Because the 63-bp 5′ flanking sequence of the chipmunk HP-27 gene retained only 10% of the promoter activity of the 170-bp 5′ flanking sequence, we then investigated the effect of HNF-1 on the promoter activity in the context of the entire 170-bp promoter (Ono et al., 2003). To this end, we made three mutant constructs from pCM27G-170/luc: pCM27G-170m-1/luc, pCM27G-170m-2/luc, and pCM27G-170m-3/luc. The first construct carries both the tree squirrel-type base substitutions, at nucleotide −53 and −43, in the HNF-1 binding site; the last two each carry one mutation, at nucleotide −53 or −43, respectively (Fig. 4). These mutant constructs were transfected into HepG2 cells, and those luciferase activities were compared with that of pCM27G-170/luc (Fig. 4). The promoter activity of the double mutant, pCM27G-170m-1/luc, was 70% less, and those of the single mutants, pCM27G-170m-2/luc and pCM27G-170m-3/luc, were each 50% less than the promoter activity of pCM27G-170/luc. These results indicate that the binding site for HNF-1 in the chipmunk HP-27 gene from −54 to −40 is required for effective transcriptional activation. On the other hand, in the case of the tree squirrel HP-27 gene, its low affinity for HNF-1 is likely to be insufficient for effective transactivation by HNF-1.
Fig. 4
The HNF-1 binding site is required for the chipmunk HP-27 gene promoter activity. HepG2 cells were transfected with 0.75 μg of the chipmunk or tree squirrel wild-type promoter-reporter construct (pCM27G-170/luc or pTS27G-170/luc) or a mutant construct (pCM27G-170m-1/luc, pCM27G-170m-2/luc, or pCM27G-170m-3/luc) together with pRL-TK as a control for transfection efficiency. Each firefly luciferase activity was normalized to the Renilla luciferase activity and is shown as the fold increase compared with that of pCM27G-170/luc. The data represent the mean ± SE from eight separate experiments. In the diagram, ×s indicate the tree-squirrel-type base substitutions at nucleotides −53 and −43.

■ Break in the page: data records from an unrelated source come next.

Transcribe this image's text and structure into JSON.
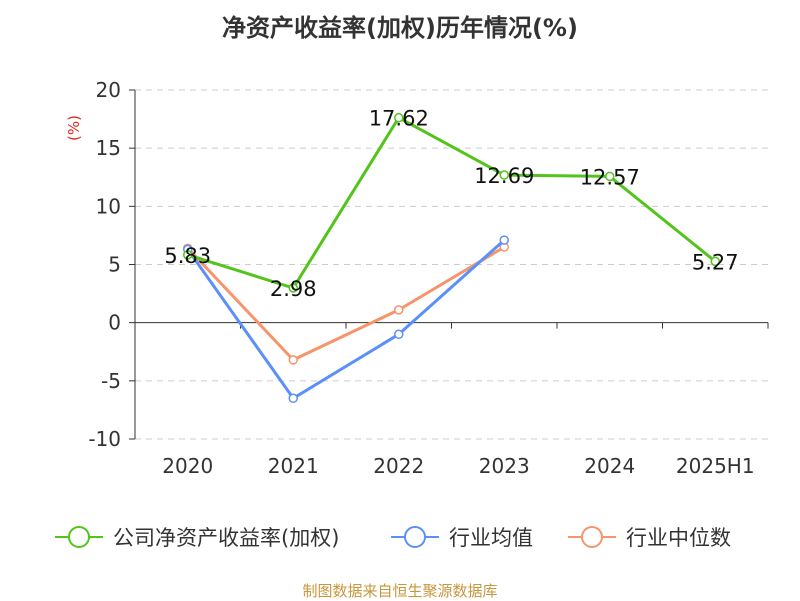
{
  "chart_data": {
    "type": "line",
    "title": "净资产收益率(加权)历年情况(%)",
    "ylabel": "(%)",
    "xlabel": "",
    "categories": [
      "2020",
      "2021",
      "2022",
      "2023",
      "2024",
      "2025H1"
    ],
    "ylim": [
      -10,
      20
    ],
    "yticks": [
      -10,
      -5,
      0,
      5,
      10,
      15,
      20
    ],
    "grid": true,
    "legend_position": "bottom",
    "series": [
      {
        "name": "公司净资产收益率(加权)",
        "color": "#52c41a",
        "values": [
          5.83,
          2.98,
          17.62,
          12.69,
          12.57,
          5.27
        ],
        "show_labels": true
      },
      {
        "name": "行业均值",
        "color": "#5b8ff9",
        "values": [
          6.3,
          -6.5,
          -1.0,
          7.1,
          null,
          null
        ],
        "show_labels": false
      },
      {
        "name": "行业中位数",
        "color": "#f6946b",
        "values": [
          6.4,
          -3.2,
          1.1,
          6.5,
          null,
          null
        ],
        "show_labels": false
      }
    ]
  },
  "footer": {
    "source": "制图数据来自恒生聚源数据库"
  },
  "colors": {
    "axis": "#333333",
    "grid": "#cccccc",
    "ylabel": "#e0281e",
    "source": "#c8963c"
  }
}
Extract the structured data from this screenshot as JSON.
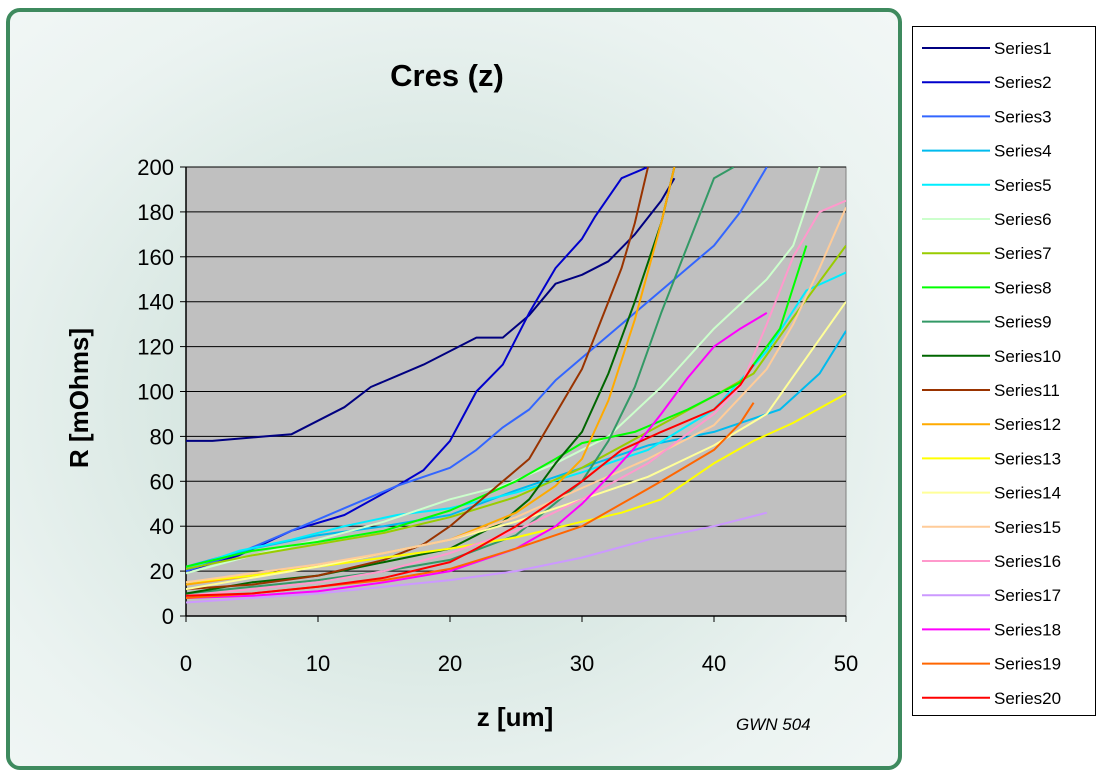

Like the HP-27 gene, another hibernation-specific gene, HP-25, is expressed in a liver-specific manner in the chipmunk, and exists as a pseudogene in the tree squirrel (Takamatsu et al., 1993; Kojima et al., 2000; Kojima et al., 2001). HNF-4 plays an essential role in the promoter activity of the chipmunk HP-25 gene (Kojima et al., 2000). In contrast, the tree squirrel HP-25 gene has a base substitution in the corresponding HNF-4 binding site, which abolishes the binding of and transactivation by HNF-4; this mutation is the likely cause of the lack of HP-25 gene expression in the tree squirrel (Kojima et al., 2001). Similarly, the tree squirrel HP-27 gene has several base substitutions that hinder the binding of the transcription factors required for the promoter activity of the chipmunk HP-27 gene (Ono et al., 2003). Collectively, the tree squirrel HP-25 and HP-27 genes have mutations in the important transcription factor binding sites.
The results presented in this paper have revealed that the binding of HNF-1 to the proximal promoter region from nucleotides −54 to −40 is required for the chipmunk HP-27 gene promoter activity. In the previous paper, we demonstrated that the transcription factors that bind to the sequence from nucleotides −170 to −140 are essential for the liver-specific promoter activity of the chipmunk HP-27 gene (Ono et al., 2003), and to further understand the transcriptional regulation of the HP-27 gene, the transcription factors that bind to this region must be identified.
Acknowledgments
This work was supported in part by grants-in-aid from the Ministry of Education, Science, Sports and Culture in Japan.